Beautiful little thing, a little on the too-small size, Mark was thinking while he finished up at the mirror. Win scads of money, he’d feed her cheesecake till the cows came home. He said, “Whatever you want is all right with me, Tiff,” and saw that smile come back in her eyes. He turned on the shower, and there she was, in the room with him, unbuttoning her jeans. She challenged him with what he could do with his Duesy. At first he answered like a straight-man: “Drive it down Sunset, Hollywood and Vine. Attract an agent. Next step, I’m a famous actor, just from that one serendipitous event.”
“Fool.”
“That’s why you lub me, idn’t it, baby? I am your lubbin’ fool.”
“Well, serendipitous your Duesy into this, fool,” she said.
In the lobby of the hotel later, they did stop at a slot machine, and while Tiffany plied her luck once more, Mark obtained and delivered soft-serve ice cream and the news that there was a million-dollar jackpot waiting for her at a number of places around town. “Well,” Tiffany said, a light in her eyes, “pick one.”
“Let’s go to Terribles. With a name like that, it’s got to be good. Isn’t that what the Smucker’s ad used to say?”
“If you say so.”
He said, “It’s got what they call a progressive Triple-Seven Millionaire Jackpot. It’s not on the Strip, though. It’s north of town.”
“Nah, nah, nah, nah. You stuck me in this rinky-dink hotel onthe outskirts already. Henderson? Where in hell is that? I want to go where the action is.”
“I thought I just gave you some of that.”
“My boots are itchin’ to go walkin’, baby. I feel it in my bones. I am a winnah tonight!”
Damned if she wasn’t.
Damned if the girl didn’t have a streak of gold built right into her. Make that not precisely 1 million, but 1.83 million. His baby did it! She broke the bank. She had faith.

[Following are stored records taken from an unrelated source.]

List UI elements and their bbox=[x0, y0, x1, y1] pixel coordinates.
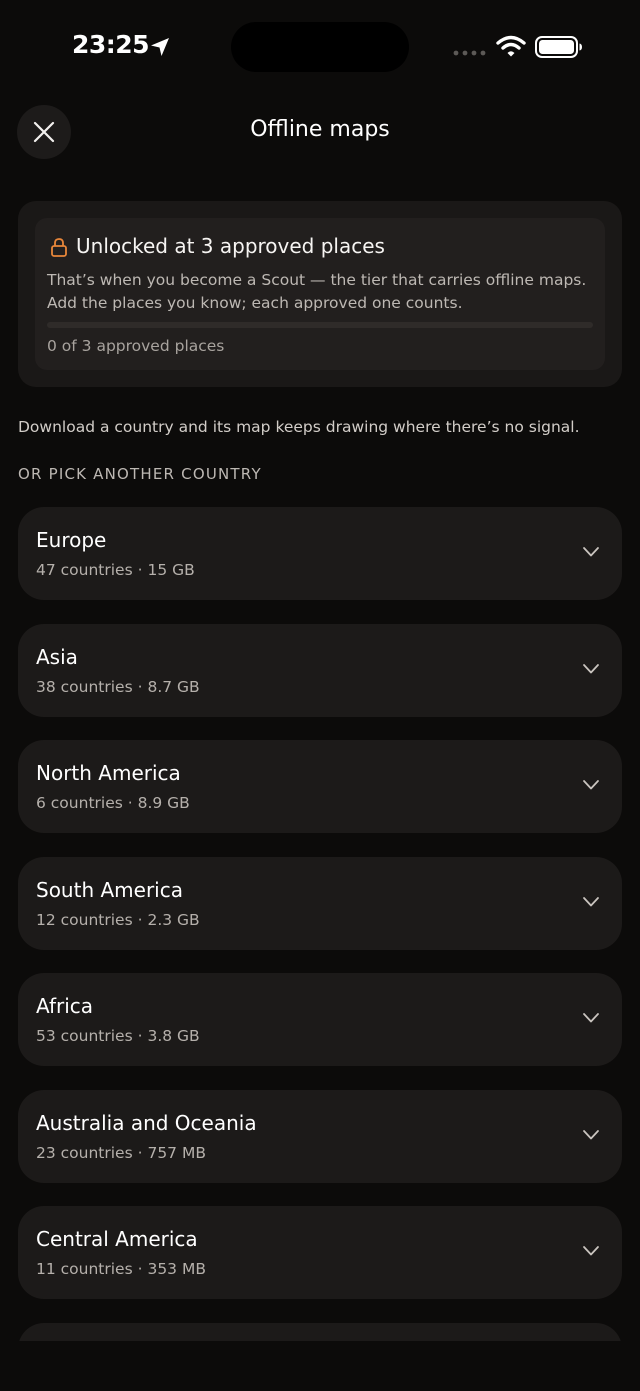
chevron-down-icon[interactable] bbox=[582, 896, 600, 908]
region-meta: 47 countries · 15 GB bbox=[36, 561, 195, 579]
region-name: South America bbox=[36, 877, 183, 902]
region-meta: 12 countries · 2.3 GB bbox=[36, 910, 200, 929]
region-item-africa[interactable]: Africa 53 countries · 3.8 GB bbox=[18, 973, 622, 1066]
dynamic-island bbox=[231, 22, 409, 72]
status-bar: 23:25 bbox=[0, 0, 640, 96]
chevron-down-icon[interactable] bbox=[582, 1012, 600, 1024]
approved-places-progress-bar bbox=[47, 322, 593, 328]
region-item-australia-and-oceania[interactable]: Australia and Oceania 23 countries · 757… bbox=[18, 1089, 622, 1183]
region-meta: 11 countries · 353 MB bbox=[36, 1260, 206, 1278]
region-meta: 6 countries · 8.9 GB bbox=[36, 794, 190, 812]
progress-text: 0 of 3 approved places bbox=[47, 337, 225, 355]
location-arrow-icon bbox=[151, 38, 169, 56]
lock-icon bbox=[51, 238, 67, 257]
wifi-icon bbox=[496, 35, 526, 57]
region-list[interactable]: Europe 47 countries · 15 GB Asia 38 coun… bbox=[18, 507, 622, 1341]
unlock-requirement-card: Unlocked at 3 approved places That’s whe… bbox=[35, 218, 605, 370]
offline-maps-locked-panel: Unlocked at 3 approved places That’s whe… bbox=[18, 201, 622, 387]
page-title: Offline maps bbox=[250, 117, 390, 142]
region-meta: 23 countries · 757 MB bbox=[36, 1143, 206, 1162]
region-meta: 38 countries · 8.7 GB bbox=[36, 677, 200, 696]
unlock-title: Unlocked at 3 approved places bbox=[76, 234, 385, 258]
intro-text: Download a country and its map keeps dra… bbox=[18, 418, 580, 436]
chevron-down-icon[interactable] bbox=[582, 779, 600, 791]
chevron-down-icon[interactable] bbox=[582, 1129, 600, 1141]
region-name: Europe bbox=[36, 528, 107, 552]
region-item-partial[interactable] bbox=[18, 1322, 622, 1341]
region-item-south-america[interactable]: South America 12 countries · 2.3 GB bbox=[18, 856, 622, 950]
battery-icon bbox=[535, 36, 582, 58]
section-header: OR PICK ANOTHER COUNTRY bbox=[18, 465, 262, 483]
region-item-central-america[interactable]: Central America 11 countries · 353 MB bbox=[18, 1206, 622, 1299]
chevron-down-icon[interactable] bbox=[582, 1245, 600, 1257]
region-meta: 53 countries · 3.8 GB bbox=[36, 1027, 200, 1045]
region-item-asia[interactable]: Asia 38 countries · 8.7 GB bbox=[18, 623, 622, 717]
status-time: 23:25 bbox=[72, 30, 150, 59]
region-name: Africa bbox=[36, 994, 94, 1018]
region-item-north-america[interactable]: North America 6 countries · 8.9 GB bbox=[18, 740, 622, 833]
region-name: Australia and Oceania bbox=[36, 1110, 257, 1135]
unlock-description: That’s when you become a Scout — the tie… bbox=[47, 271, 587, 312]
region-name: North America bbox=[36, 761, 181, 785]
region-item-europe[interactable]: Europe 47 countries · 15 GB bbox=[18, 507, 622, 600]
region-name: Central America bbox=[36, 1227, 198, 1251]
region-name: Asia bbox=[36, 644, 78, 669]
chevron-down-icon[interactable] bbox=[582, 546, 600, 558]
cellular-signal-icon bbox=[453, 50, 486, 56]
chevron-down-icon[interactable] bbox=[582, 663, 600, 675]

She was anointed.
Mark told her, at four in the morning after the first hullabaloo celebrations were done with, after the first meeting with the casino bigwigs had vouchsafed the truth of it all, after the phone calls to their loved ones, the sex, the promises, the spoken dreams, the tears and spasms of giggles, Mark told her, “Baby, I know you are not likely to believe this after what happened, but if you could erase what all went down tonight, erase the jackpot, put us back in L.A., in that Tujunga bungalow we found together, both of us slinging dishes and searching for gigs, I would just have to ask you to be my wife. You are the one. I knew it from the start.”